The idea to present the inside came to me after it stopped working properly.
An offset appeared on my temperature reading. When it was 20 degrees it was showing 3 degrees.
I ordered a new one of the same kind and it turned out....
I chose this sensor for my application because it has the best range of all the ones I tested.
At my place, 2.4GHz barely gets out of the room and this one managed to get through to the other side of the house.
My sensor is read by Zigbee2Mqtt, the documentation and model page for this sensor can be found here:
https://www.zigbee2mqtt.io/devices/SNZB-02.html
It is called eWeLink on the packaging.
When the sensor stopped working, I saw what was inside to check for any damage. It had been mounted on the north window outside for several months.
Inside everything looks correct, nothing is flooded.
As you can see there are few components inside:
-mikrokontroler TLSR8258F512ET32
-temperature and humidity sensor ch8305
- lED and its control transistor in SOT-23
- a button to pair with the network and start instantaneous measurement(didn't catch the photo)

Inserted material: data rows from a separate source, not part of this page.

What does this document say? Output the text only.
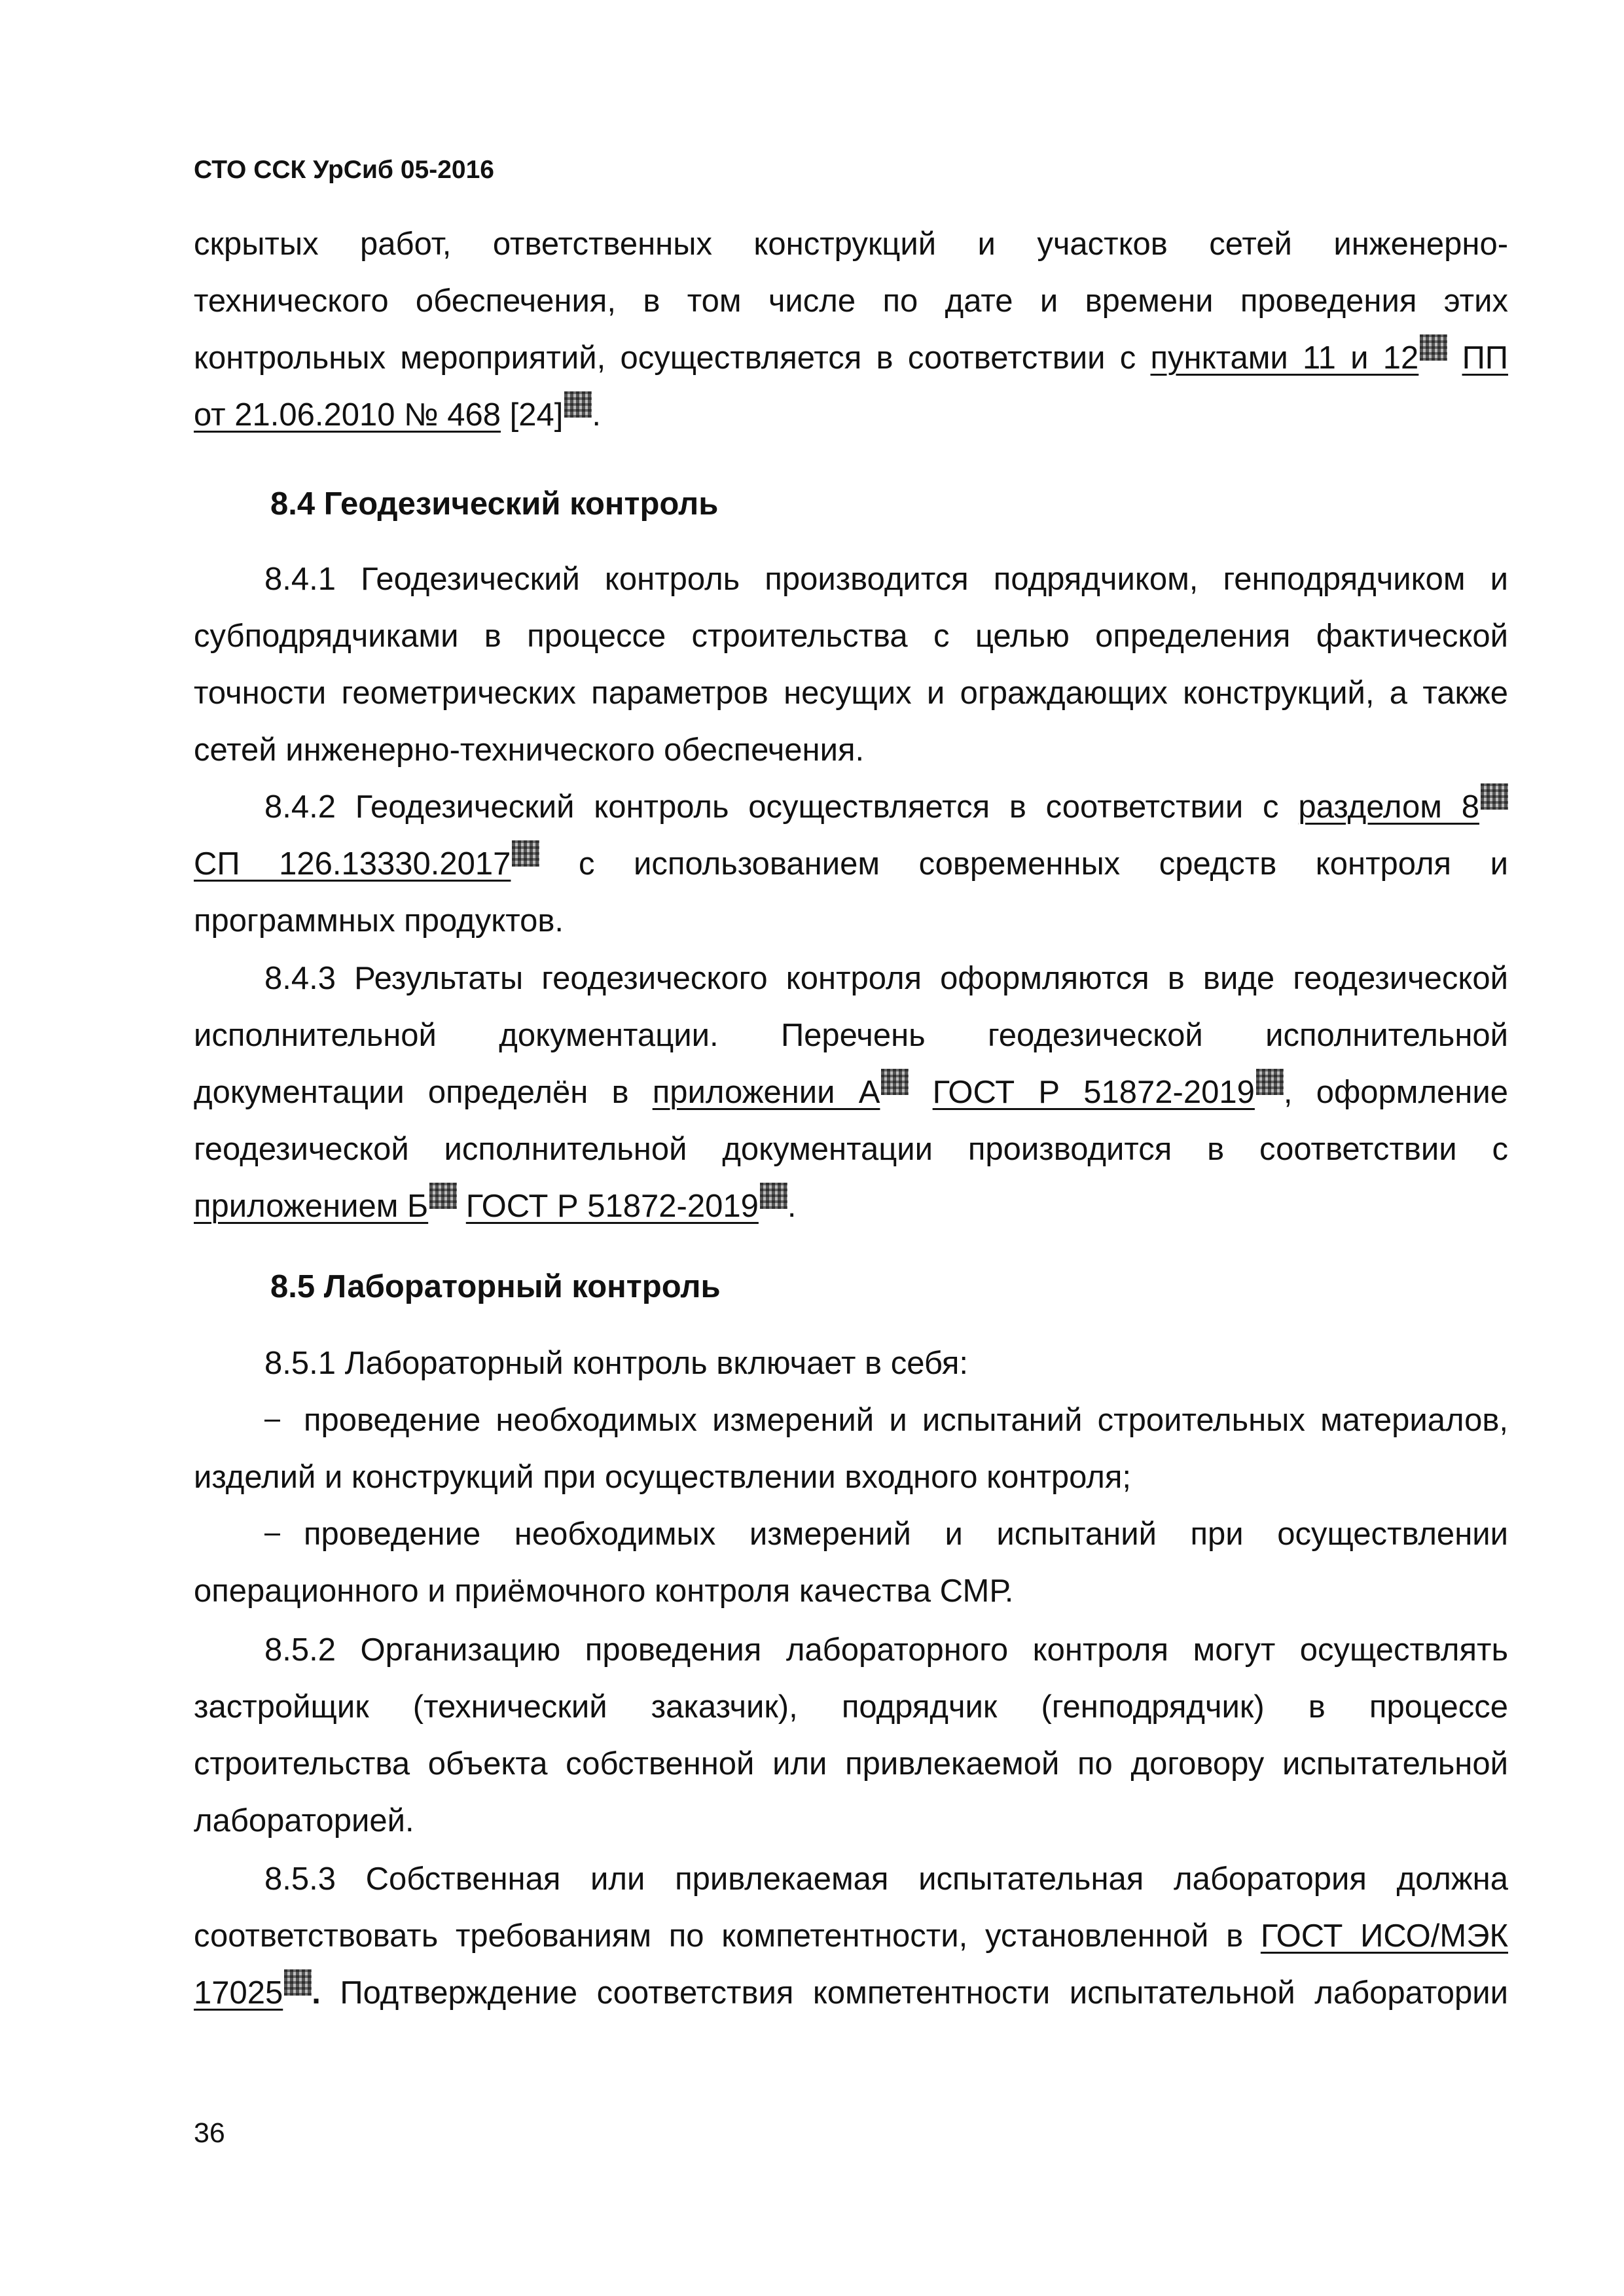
СТО ССК УрСиб 05-2016
скрытых работ, ответственных конструкций и участков сетей инженерно-
технического обеспечения, в том числе по дате и времени проведения этих
контрольных мероприятий, осуществляется в соответствии с пунктами 11 и 12 ПП
от 21.06.2010 № 468 [24] .
8.4 Геодезический контроль
8.4.1 Геодезический контроль производится подрядчиком, генподрядчиком и
субподрядчиками в процессе строительства с целью определения фактической
точности геометрических параметров несущих и ограждающих конструкций, а также
сетей инженерно-технического обеспечения.
8.4.2 Геодезический контроль осуществляется в соответствии с разделом 8
СП 126.13330.2017 с использованием современных средств контроля и
программных продуктов.
8.4.3 Результаты геодезического контроля оформляются в виде геодезической
исполнительной документации. Перечень геодезической исполнительной
документации определён в приложении А ГОСТ Р 51872-2019 , оформление
геодезической исполнительной документации производится в соответствии с
приложением Б ГОСТ Р 51872-2019 .
8.5 Лабораторный контроль
8.5.1 Лабораторный контроль включает в себя:
проведение необходимых измерений и испытаний строительных материалов,
изделий и конструкций при осуществлении входного контроля;
проведение необходимых измерений и испытаний при осуществлении
операционного и приёмочного контроля качества СМР.
8.5.2 Организацию проведения лабораторного контроля могут осуществлять
застройщик (технический заказчик), подрядчик (генподрядчик) в процессе
строительства объекта собственной или привлекаемой по договору испытательной
лабораторией.
8.5.3 Собственная или привлекаемая испытательная лаборатория должна
соответствовать требованиям по компетентности, установленной в ГОСТ ИСО/МЭК
17025 . Подтверждение соответствия компетентности испытательной лаборатории
36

TLSR8258F512ET32 64KB 512KB
Qualified for Bluetooth 5.3, AOA/Tx, Bluetooth Mesh, 802.15.4, Zigbee 3.0, RF4CE, HomeKit, Dual-Mode, 2.4G Proprietary
As you can see from the brief description the microcontroller has 512kB flash 64kB RAM. So it is quite large. In addition, it is equipped with a radio chip with quite a lot of capabilities. It has everything integrated into one housing with inverters and memory and radio. It works with voltages from 1.8V to 3.6V.
Temperature sensor ch8305
This is a small 3x3mm IC in a DFN housing. It has an I2C interface. The average current consumption is 3uA. It operates over a supply voltage range of 2.5V to 5.5V.

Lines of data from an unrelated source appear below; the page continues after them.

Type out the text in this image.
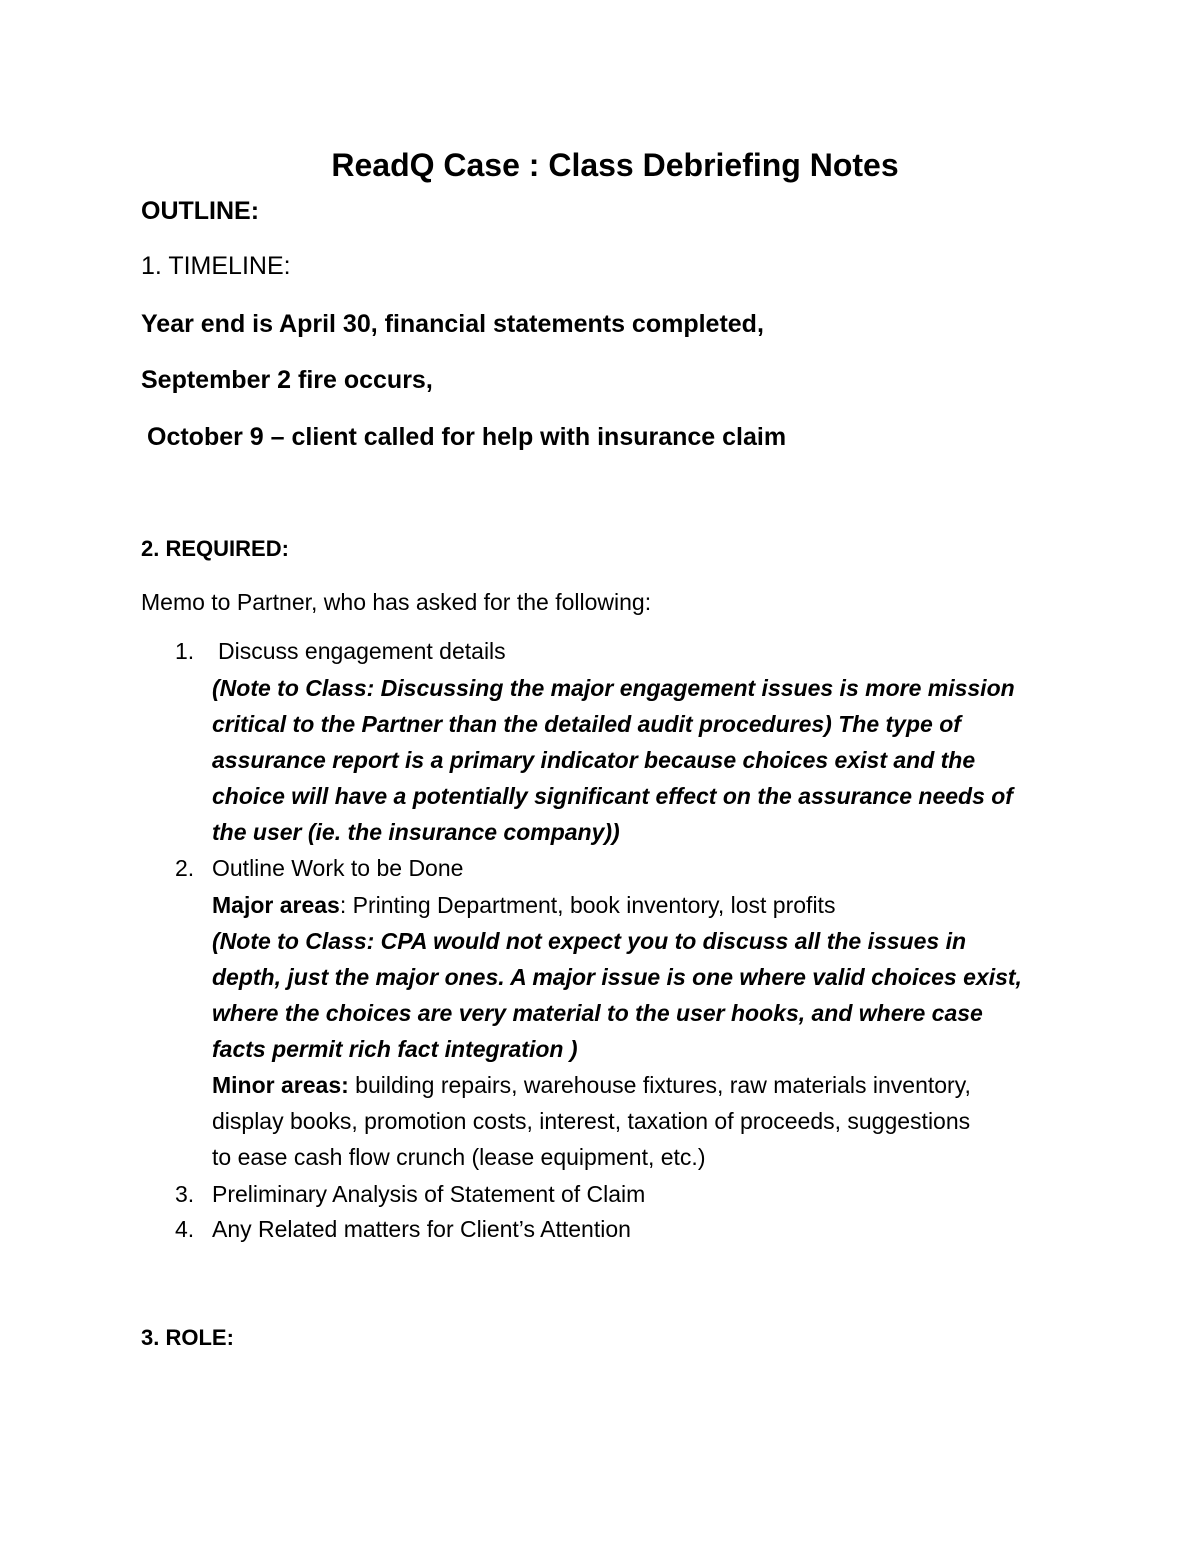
ReadQ Case : Class Debriefing Notes
OUTLINE:
1. TIMELINE:
Year end is April 30, financial statements completed,
September 2 fire occurs,
October 9 – client called for help with insurance claim
2. REQUIRED:
Memo to Partner, who has asked for the following:
1. Discuss engagement details
(Note to Class: Discussing the major engagement issues is more mission
critical to the Partner than the detailed audit procedures) The type of
assurance report is a primary indicator because choices exist and the
choice will have a potentially significant effect on the assurance needs of
the user (ie. the insurance company))
2. Outline Work to be Done
Major areas: Printing Department, book inventory, lost profits
(Note to Class: CPA would not expect you to discuss all the issues in
depth, just the major ones. A major issue is one where valid choices exist,
where the choices are very material to the user hooks, and where case
facts permit rich fact integration )
Minor areas: building repairs, warehouse fixtures, raw materials inventory,
display books, promotion costs, interest, taxation of proceeds, suggestions
to ease cash flow crunch (lease equipment, etc.)
3. Preliminary Analysis of Statement of Claim
4. Any Related matters for Client’s Attention
3. ROLE:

After buying a new sensor, I re-purposed the battery from the old one, connected it to the mains and found that this sensor was also showing the temperature reading incorrectly.
The only common element left was the battery. I fitted new ones and found that everything worked. Zigbee2Mqtt was showing that there was still 3% battery, so I didn't pay attention to that right away. The other sensors I have work to the end of the battery until they stop responding completely.

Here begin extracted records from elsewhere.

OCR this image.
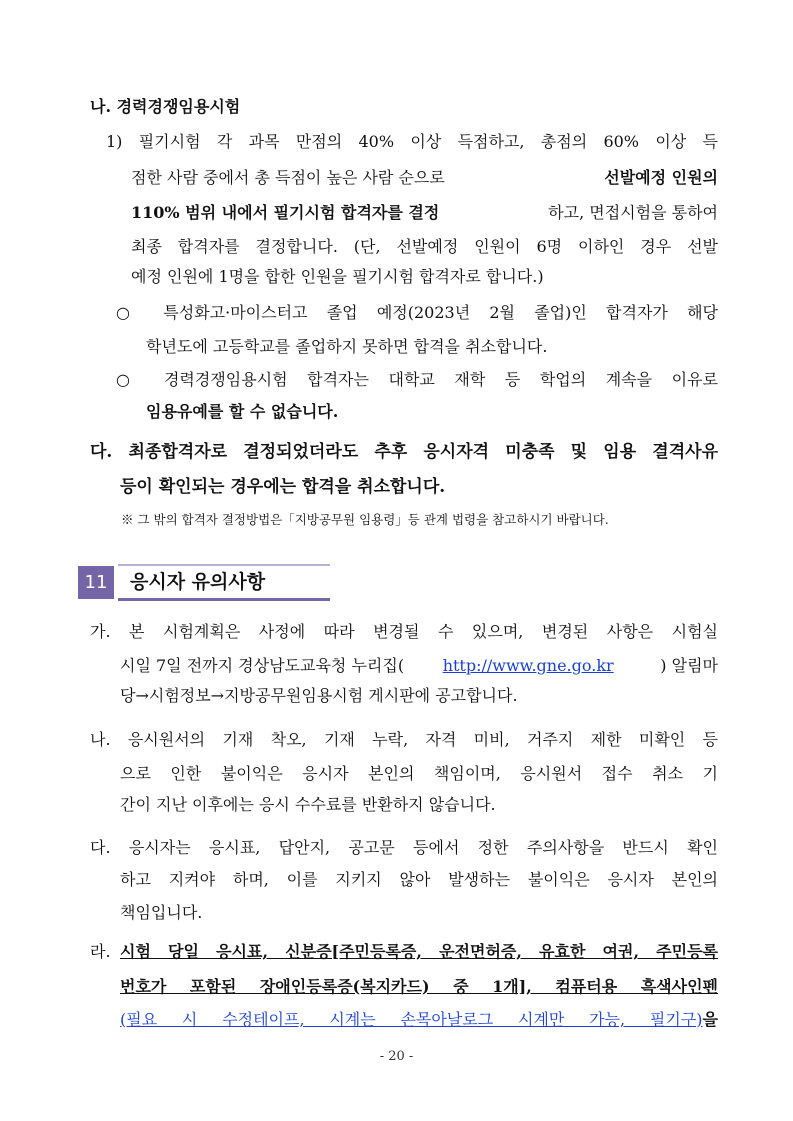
나. 경력경쟁임용시험
1) 필기시험 각 과목 만점의 40% 이상 득점하고, 총점의 60% 이상 득
점한 사람 중에서 총 득점이 높은 사람 순으로	선발예정 인원의
110% 범위 내에서 필기시험 합격자를 결정	하고, 면접시험을 통하여
최종 합격자를 결정합니다. (단, 선발예정 인원이 6명 이하인 경우 선발
예정 인원에 1명을 합한 인원을 필기시험 합격자로 합니다.)
○ 특성화고·마이스터고 졸업 예정(2023년 2월 졸업)인 합격자가 해당
학년도에 고등학교를 졸업하지 못하면 합격을 취소합니다.
○ 경력경쟁임용시험 합격자는 대학교 재학 등 학업의 계속을 이유로
임용유예를 할 수 없습니다.
다. 최종합격자로 결정되었더라도 추후 응시자격 미충족 및 임용 결격사유
등이 확인되는 경우에는 합격을 취소합니다.
※ 그 밖의 합격자 결정방법은「지방공무원 임용령」등 관계 법령을 참고하시기 바랍니다.
11	응시자 유의사항
가. 본 시험계획은 사정에 따라 변경될 수 있으며, 변경된 사항은 시험실
시일 7일 전까지 경상남도교육청 누리집( http://www.gne.go.kr	) 알림마
당→시험정보→지방공무원임용시험 게시판에 공고합니다.
나. 응시원서의 기재 착오, 기재 누락, 자격 미비, 거주지 제한 미확인 등
으로 인한 불이익은 응시자 본인의 책임이며, 응시원서 접수 취소 기
간이 지난 이후에는 응시 수수료를 반환하지 않습니다.
다. 응시자는 응시표, 답안지, 공고문 등에서 정한 주의사항을 반드시 확인
하고 지켜야 하며, 이를 지키지 않아 발생하는 불이익은 응시자 본인의
책임입니다.
라. 시험 당일 응시표, 신분증[주민등록증, 운전면허증, 유효한 여권, 주민등록
번호가 포함된 장애인등록증(복지카드) 중 1개], 컴퓨터용 흑색사인펜
(필요 시 수정테이프, 시계는 손목아날로그 시계만 가능, 필기구) 을
- 20 -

Measuring the battery voltage with a multimeter and it comes out 2.2V, which I thought was enough, there should still be some energy pulling from them, especially as the Zigbee connectivity was working fine.
A quick measurement on the board and it turned out that the sensor is powered directly from the batteries, and is running from 2.5V to 5.5V. Which is the direct cause of the problem.
Summary
The sensor consists of two temperature sensor ICs and a Chinese microcontroller with radio circuitry.
The reason for not working turned out to be a discharged battery, even though there was still 3% left.
I wonder if there are inverters that could be added here to get the maximum out of these batteries. Such a battery can be discharged to 1V, hence there would be 2V which would need to be bumped up to 3.3V. Such an inverter would also need to draw little current at no load in order not to discharge the battery additionally. I wonder how this would also affect the range, my experience with inverters is that they are very difficult to reconcile with the radio system, the range decreases significantly.